Problems with Variables: Meaningless Variable Names

 If mnemonic variable names are used, the error is much easier to spot.

Problems with Variables: Check them carefully!

Be careful with your variables and make sure you always spell them the same way.  Can you identify the error in the rule on the slide?   The variable ?CIRCLE is introduced in the last line for the first time, so it could mean anything.  Remember (from the lesson on CycL Syntax) that variables that aren’t explicitly quantified are assumed to be universally quantified.  What does the rule on the slide mean?  The rule says that if you have something called ?CIRC and it is a circle with a radius, and you compute ?AREA as Pi times the radius squared, then EVERYTHING IN THE UNIVERSE has ?AREA as its area.  If the variable ?CIRCLE had been correctly spelled as ?CIRC, then the rule would have expressed the intended meaning -- if you have something called ?CIRC and it is a circle with a radius, and you compute ?AREA as Pi times the radius squared, then ?CIRC has ?AREA as its area.
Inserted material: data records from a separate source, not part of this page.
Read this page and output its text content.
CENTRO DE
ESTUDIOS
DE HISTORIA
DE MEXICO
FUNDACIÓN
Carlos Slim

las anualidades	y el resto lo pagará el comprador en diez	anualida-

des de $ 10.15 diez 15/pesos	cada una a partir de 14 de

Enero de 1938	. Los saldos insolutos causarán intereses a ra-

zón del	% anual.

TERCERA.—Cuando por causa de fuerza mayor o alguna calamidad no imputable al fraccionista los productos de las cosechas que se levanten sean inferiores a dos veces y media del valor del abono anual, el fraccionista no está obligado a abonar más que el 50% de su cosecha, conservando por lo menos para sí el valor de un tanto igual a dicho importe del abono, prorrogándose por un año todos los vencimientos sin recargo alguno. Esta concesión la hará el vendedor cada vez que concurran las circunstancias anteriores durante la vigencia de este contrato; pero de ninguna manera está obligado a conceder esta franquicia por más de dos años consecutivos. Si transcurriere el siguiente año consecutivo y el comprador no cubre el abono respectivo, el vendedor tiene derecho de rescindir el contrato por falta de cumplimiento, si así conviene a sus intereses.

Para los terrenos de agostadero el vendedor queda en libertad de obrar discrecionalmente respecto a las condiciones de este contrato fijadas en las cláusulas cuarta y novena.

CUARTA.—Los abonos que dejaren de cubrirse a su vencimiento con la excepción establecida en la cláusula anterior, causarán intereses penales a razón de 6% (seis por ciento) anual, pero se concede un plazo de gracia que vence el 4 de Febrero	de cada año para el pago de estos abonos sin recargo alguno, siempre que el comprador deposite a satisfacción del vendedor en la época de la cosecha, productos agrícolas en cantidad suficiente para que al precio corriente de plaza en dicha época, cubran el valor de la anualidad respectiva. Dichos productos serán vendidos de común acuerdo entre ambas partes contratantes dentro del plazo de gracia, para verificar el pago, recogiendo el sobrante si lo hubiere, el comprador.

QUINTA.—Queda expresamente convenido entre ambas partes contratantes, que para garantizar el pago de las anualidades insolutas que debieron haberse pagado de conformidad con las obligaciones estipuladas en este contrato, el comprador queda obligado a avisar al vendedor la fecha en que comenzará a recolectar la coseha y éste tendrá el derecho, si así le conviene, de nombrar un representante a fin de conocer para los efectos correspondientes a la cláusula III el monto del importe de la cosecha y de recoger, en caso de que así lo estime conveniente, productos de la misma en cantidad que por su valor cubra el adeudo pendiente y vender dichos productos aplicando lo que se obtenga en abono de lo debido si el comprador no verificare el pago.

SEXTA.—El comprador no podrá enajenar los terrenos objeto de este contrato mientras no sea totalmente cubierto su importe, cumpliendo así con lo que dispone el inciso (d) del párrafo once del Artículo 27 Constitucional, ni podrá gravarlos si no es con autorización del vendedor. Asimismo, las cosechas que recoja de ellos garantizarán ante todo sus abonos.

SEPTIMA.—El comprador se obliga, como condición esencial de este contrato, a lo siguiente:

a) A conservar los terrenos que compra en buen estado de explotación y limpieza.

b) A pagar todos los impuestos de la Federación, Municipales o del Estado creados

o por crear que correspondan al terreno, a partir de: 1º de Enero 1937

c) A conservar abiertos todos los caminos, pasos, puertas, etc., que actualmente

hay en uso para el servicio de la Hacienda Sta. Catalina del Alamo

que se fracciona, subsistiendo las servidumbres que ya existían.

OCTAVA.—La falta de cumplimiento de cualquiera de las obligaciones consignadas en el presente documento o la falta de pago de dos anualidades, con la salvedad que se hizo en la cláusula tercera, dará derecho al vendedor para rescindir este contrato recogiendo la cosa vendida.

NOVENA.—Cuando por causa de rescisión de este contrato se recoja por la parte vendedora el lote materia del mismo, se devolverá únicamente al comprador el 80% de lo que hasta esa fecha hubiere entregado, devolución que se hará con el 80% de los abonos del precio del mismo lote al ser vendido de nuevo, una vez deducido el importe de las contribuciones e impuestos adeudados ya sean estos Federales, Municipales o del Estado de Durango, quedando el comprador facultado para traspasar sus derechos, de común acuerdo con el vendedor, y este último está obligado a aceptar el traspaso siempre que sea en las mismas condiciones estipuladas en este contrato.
Problems with Variables: Typing

  One trap that is easy to slip into is forgetting to properly constrain mnemonically-named variables.  #$inCont-Open is a relation that means the first argument is contained within the second argument, but the container is an open container.  This would hold between coffee and a coffee cup, or a puppy in an open box.  Therefore, when using this relation, one cannot assume that Cyc knows what type of thing is contained, nor what is containing the thing.  (#$in-Floating ?OBJ ?FLUID) means that ?OBJ is surrounded by and buoyed by the liquid, ?FLUID.  Again, Cyc allows you to specify what is floating and in what kind of fluid.  Can you think of counterexamples to the rule on the slide, as it written?  How about a box with two puppies in it?  Because the variables are not further defined, ?CANYON could refer to a box (or anything else, for that matter) and ?RIVER could refer to two puppies.  In order for the rule to be correct, we’d need to add the three literals that are listed at the bottom of the slide to the antecedent.

Problems with Variables: Typing

  Note that if a variable has to refer to a constant of a certain type due to argument constraints on the predicates it’s used with, it’s best NOT to state those constraints explicitly, as that would produce a rule with extraneous left-hand-side constraints (constraints in the antecedent) that aren’t strictly needed for rule correctness.  Here, the predicates #$coworkers and #$acquaintedWith require instances of #$Person in both their arguments, so we can drop the (#$isa ?PERS #$Person) literal from the left side.  One happy consequence of this is that the rule is now general enough to act like #$genlPreds.  Thus, it operates in such a way that matches a pattern of an already existing HL module and therefore already has efficient support without doing any additional work.

Summary

This concludes the lesson on common errors in using constants and variables, and reliance on natural language.